More concretely, here’s what could happen regarding Russia, Iran, and the US energy market.
First up, Russia
The Obama administration previously issued an executive order that imposed financial sanctions on Russia in response to the country’s actions in Ukraine.
Part of the sanctions included the prohibition of investment, exploration, and technology transfers in Russian energy projects. (For example, Rosneft discovered oil in the Kara Sea inside the Arctic Circle in September 2014, but could not continue joint explorations with Exxon due to the sanctions.)
Fast forward two years, throughout the election season, and Trump has advocated improving relations with Russia. And immediately after he was elected, Russian president Vladimir Putin was one of the first leaders to publicly send his congratulations.
There is “the potential for a reset in US-Russia relations, which would have large implications for energy,” wrote Helima Croft, the global head of commodity strategy at RBC Capital Markets in a note. (Although, we should note that a reset in relations is not a guarantee.)

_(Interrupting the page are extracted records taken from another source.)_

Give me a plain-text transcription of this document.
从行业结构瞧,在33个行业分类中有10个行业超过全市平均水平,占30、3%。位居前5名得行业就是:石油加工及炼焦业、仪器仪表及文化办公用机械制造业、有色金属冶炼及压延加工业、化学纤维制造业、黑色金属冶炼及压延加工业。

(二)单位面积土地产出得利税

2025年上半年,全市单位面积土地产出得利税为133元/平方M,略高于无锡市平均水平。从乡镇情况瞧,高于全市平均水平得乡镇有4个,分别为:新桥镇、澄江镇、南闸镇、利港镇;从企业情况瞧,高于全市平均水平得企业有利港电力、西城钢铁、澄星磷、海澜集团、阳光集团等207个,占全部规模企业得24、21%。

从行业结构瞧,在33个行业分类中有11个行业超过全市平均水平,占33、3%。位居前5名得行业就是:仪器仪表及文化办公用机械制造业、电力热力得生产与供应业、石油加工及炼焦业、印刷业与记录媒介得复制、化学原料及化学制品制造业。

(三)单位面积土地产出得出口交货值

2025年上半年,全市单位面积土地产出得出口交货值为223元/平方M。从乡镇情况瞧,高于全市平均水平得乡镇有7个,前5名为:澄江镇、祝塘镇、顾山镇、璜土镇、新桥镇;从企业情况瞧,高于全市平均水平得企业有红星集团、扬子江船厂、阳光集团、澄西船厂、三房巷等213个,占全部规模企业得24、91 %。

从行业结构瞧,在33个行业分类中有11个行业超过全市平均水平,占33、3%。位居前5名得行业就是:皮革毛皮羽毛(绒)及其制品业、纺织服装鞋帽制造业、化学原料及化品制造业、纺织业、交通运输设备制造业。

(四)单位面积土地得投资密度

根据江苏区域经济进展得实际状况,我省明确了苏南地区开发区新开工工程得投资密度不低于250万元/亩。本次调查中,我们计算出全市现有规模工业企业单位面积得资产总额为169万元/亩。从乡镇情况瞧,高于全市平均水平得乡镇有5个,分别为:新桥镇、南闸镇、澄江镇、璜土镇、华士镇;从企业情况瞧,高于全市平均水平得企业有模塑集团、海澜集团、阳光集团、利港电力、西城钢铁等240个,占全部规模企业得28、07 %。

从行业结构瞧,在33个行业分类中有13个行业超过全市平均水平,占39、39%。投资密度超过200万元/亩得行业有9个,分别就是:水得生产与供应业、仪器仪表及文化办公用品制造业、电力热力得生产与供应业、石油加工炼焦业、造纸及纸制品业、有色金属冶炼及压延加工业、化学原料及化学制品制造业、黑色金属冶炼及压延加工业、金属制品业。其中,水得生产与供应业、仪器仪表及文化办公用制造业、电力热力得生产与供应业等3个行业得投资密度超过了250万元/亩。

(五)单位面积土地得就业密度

“Given that Trump has called for better relations with Moscow, and some of his senior advisors have strongly criticised the Russian energy sanctions, we believe that these measures could be revoked by the incoming administration,” she continued. “This would be beneficial for the development of these greenfield projects and would put US companies on more equal footing with their European counterparts when it comes to operating in Russia.”
Trump has called the Iran deal “one of the worst deals ever negotiated.” His election now increases the possibility of a “snap-back” of sanctions on Tehran — which is possible since they were waived not repealed, Croft wrote.
She added that Trump will likely face “limited pushback,” given that 1) Congress has been more hawkish than Obama administration on Iran and 2) the House and the Senate are again both Republican.
“Even though the European Union energy sanctions have been formally lifted, the snap-back of US sanctions could certainly curb the enthusiasm of foreign companies looking to invest in Iran’s energy sector and thereby limit Iran’s ability to significantly ramp up output from current levels in coming years,” she argued.
Croft and her team write that it’s worth keeping an eye on the possible repeal of key regulations such as the Corporate Average Fuel Efficiency Standards (CAFE) and the Renewable Fuel Standards (RFS) — both of which could boost gasoline demand.
As for other Trump policies, she wrote:
“Broadly speaking, Trump’s energy policies remain relatively short on comprehensive details. His call for weaning the US from OPEC oil imports appears particularly challenging, as while global oil trade is fungible, certain US refiners will continue to demand a certain type of barrel (for reasons stretching from the familiarity of the crude to production of a better refined yield). In a similar vein, Trump’s vision to materially revive the US coal industry would also be difficult. While progressive climate policies have accelerated the demise of the coal industry, there is much more at play, namely economics. Cheap natural gas prices and ageing US coal plants nearing the end of their useful lives mean that returning US coal to its heyday will likely prove unlikely.”